A Constituição da República Portuguesa (CRP) faz questão de referir que os “direitos fundamentais devem ser interpretados e integrados de harmonia com a Declaração Universal dos Direitos Humanos”. E, simultaneamente, consagra um conjunto de direitos na área do trabalho e da sua dignificação, habitação, saúde, entre outros.

Naturalmente, a interpretação da letra e do espírito da Constituição não é uma realidade estática. Por isso mesmo, nas quatro décadas de regime democrático, a CRP foi sofrendo ajustes. Mas ajustes não são derivas abruptas no entendimento dos direitos consagrados. Assim, nos anos de vigência (e excessos) da troika, a CRP e os juízes do Tribunal Constitucional foram a última barreira num percurso pouco amadurecido. Excessos que, ainda assim, se fizeram sentir nalguns aspectos e que já deveriam ter sido repelidos. O surto de greves que tem vindo a marcar 2018 e 2019 é disso o sintoma mais evidente.

Os cidadãos estão fartos das alterações que ocorreram na balança de poderes entre capital e trabalho e de terem sido removidos, por via legal, alguns dos mecanismos de equilíbrio – contratação colectiva, indemnizações razoáveis em caso de despedimento, entre outros – que asseguravam um mínimo de justiça social.

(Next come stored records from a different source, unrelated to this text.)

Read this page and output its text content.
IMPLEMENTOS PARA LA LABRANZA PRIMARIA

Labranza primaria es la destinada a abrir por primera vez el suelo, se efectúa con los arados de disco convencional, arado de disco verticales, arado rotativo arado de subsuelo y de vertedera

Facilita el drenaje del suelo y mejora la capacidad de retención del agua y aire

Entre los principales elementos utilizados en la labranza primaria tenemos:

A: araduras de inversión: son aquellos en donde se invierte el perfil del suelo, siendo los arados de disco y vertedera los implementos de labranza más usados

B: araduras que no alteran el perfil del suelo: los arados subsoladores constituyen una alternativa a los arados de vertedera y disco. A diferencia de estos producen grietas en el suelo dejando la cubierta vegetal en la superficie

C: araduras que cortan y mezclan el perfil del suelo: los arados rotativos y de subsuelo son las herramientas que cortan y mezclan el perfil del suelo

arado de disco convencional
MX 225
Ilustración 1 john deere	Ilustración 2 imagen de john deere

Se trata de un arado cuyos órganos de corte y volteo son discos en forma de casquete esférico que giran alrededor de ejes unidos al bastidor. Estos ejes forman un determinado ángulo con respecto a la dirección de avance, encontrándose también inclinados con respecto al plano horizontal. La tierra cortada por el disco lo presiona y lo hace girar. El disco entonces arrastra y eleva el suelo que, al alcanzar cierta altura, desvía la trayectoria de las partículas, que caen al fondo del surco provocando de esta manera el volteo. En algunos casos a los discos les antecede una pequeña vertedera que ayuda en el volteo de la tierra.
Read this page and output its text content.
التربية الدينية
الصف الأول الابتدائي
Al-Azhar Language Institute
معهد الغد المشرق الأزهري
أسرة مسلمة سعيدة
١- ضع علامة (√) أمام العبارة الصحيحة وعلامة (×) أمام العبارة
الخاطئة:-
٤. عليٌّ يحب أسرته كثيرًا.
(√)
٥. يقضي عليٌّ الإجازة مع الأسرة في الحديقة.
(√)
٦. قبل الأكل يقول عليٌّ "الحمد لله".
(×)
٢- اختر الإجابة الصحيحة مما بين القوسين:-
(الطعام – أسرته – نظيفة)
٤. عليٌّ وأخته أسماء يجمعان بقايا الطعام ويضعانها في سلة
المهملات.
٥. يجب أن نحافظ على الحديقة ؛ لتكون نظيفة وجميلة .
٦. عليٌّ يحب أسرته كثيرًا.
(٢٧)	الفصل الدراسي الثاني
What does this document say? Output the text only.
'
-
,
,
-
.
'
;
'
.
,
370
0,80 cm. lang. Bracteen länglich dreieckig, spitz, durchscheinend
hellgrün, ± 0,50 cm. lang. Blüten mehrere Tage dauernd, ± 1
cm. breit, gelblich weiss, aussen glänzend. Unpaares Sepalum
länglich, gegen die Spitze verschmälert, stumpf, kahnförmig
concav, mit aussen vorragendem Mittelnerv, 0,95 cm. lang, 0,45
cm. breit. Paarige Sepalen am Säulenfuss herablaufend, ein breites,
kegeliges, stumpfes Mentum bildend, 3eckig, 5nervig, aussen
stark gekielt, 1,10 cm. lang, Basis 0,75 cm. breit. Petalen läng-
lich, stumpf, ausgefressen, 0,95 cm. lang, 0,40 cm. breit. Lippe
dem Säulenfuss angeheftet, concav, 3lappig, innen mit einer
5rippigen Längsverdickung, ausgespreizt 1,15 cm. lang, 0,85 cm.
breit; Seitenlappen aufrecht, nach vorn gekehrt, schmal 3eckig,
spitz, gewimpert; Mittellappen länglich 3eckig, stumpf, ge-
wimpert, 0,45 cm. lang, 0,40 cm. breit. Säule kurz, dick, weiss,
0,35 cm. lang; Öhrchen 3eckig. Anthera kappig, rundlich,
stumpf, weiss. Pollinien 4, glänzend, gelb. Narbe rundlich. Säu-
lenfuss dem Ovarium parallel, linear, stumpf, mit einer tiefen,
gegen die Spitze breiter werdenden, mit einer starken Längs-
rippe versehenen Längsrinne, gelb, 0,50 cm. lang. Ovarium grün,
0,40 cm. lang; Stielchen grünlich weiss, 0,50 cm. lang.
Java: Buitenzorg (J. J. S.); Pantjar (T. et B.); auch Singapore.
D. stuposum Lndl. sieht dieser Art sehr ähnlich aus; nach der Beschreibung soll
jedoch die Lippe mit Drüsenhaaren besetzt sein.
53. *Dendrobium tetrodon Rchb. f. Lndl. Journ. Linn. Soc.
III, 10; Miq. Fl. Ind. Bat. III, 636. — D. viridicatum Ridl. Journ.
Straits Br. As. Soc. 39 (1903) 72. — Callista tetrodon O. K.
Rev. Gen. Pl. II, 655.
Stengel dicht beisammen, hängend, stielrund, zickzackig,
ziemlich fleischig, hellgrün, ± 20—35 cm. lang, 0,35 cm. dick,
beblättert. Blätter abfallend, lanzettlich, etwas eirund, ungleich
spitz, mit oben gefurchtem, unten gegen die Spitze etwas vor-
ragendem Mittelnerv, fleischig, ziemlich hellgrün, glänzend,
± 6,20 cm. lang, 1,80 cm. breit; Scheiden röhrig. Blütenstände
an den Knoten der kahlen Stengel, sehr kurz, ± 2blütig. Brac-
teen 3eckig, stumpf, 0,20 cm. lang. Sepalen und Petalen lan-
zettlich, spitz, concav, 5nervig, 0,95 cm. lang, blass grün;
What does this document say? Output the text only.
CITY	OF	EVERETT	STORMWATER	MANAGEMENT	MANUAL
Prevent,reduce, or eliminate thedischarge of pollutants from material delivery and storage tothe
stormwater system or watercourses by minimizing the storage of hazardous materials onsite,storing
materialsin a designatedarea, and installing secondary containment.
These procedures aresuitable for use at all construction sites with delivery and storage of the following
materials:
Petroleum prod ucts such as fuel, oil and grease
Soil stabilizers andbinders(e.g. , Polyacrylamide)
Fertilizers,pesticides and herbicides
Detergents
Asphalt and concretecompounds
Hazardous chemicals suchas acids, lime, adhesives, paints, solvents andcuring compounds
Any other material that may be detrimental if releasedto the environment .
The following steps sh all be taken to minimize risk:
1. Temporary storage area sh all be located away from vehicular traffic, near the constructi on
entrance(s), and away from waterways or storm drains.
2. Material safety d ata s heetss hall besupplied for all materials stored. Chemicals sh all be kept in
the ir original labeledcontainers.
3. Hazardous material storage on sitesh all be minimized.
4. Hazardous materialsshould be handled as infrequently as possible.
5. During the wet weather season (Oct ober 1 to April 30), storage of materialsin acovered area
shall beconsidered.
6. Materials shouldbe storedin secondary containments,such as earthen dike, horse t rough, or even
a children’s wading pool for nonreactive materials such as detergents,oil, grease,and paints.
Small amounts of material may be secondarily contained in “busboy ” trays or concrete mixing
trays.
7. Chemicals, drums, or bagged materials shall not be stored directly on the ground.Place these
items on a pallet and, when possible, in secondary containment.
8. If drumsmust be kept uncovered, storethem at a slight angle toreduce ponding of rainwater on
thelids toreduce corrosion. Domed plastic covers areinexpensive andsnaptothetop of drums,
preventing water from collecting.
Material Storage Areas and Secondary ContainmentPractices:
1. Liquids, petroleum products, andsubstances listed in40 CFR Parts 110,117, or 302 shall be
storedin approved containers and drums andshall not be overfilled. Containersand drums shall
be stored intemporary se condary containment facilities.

Desde o início desta década que a classe média tem sido fustigada. Primeiro foi o flagelo do desemprego, tendo como alegada ‘alternativa’ a emigração económica. Depois foi a perda do poder de compra com o tristemente célebre “enorme aumento de impostos” de Vítor Gaspar. Por último, a perda de poder de compra fruto de actualizações de salários que não têm acontecido, ou que são abaixo da inflação.

No sector bancário, um dos baluartes da classe média que paga impostos, vota, lê e decide o sentido político dos nossos valores fundamentais, os bancos a actuar em Portugal têm vindo a recuperar a sua rendibilidade, relativa e absoluta, para os níveis pré-crise do subprime.

Estamos conscientes da complexidade do contexto dos bancos, num ambiente de taxas de juros zero, ou negativas, num paradigma que os livros de finanças nunca previram. Estamos também conscientes dos desafios trazidos pela digitalização e por novos concorrentes oriundos de fora do sector.

Mas nada disso explica o extremar de posições, em que algumas administrações bancárias parecem querer impor uma visão de tipo colonial às relações de trabalho. Administrações que prosseguem, de forma incansável, a maximização do retorno dos accionistas, sem se preocuparem em assegurar que os seus trabalhadores, reformados e pensionistas não continuem a sofrer com a erosão dos seus rendimentos do trabalho.

Bancos que colocam na mesa propostas de actualização das cláusulas contratuais de expressão pecuniária que não cobrem a inflação prevista. Bancos que procuram iludir os incautos com ‘prémios’ de desempenho que, para serem instrumento motivacional, teriam sempre de ser complementares e nunca substitutos de aumentos reais de salários e pensões.

A paciência esgotou-se e vários sindicatos bancários preparam-se para uma greve, tendo as suas direcções recebido mandato para tal. Este momento é uma verdadeira travessia do Rubicão. Os bancários estão fartos de pagar pelos erros e desmandos de terceiros. Por todos, para todos e com todos.

O autor escreve de acordo com a antiga ortografia.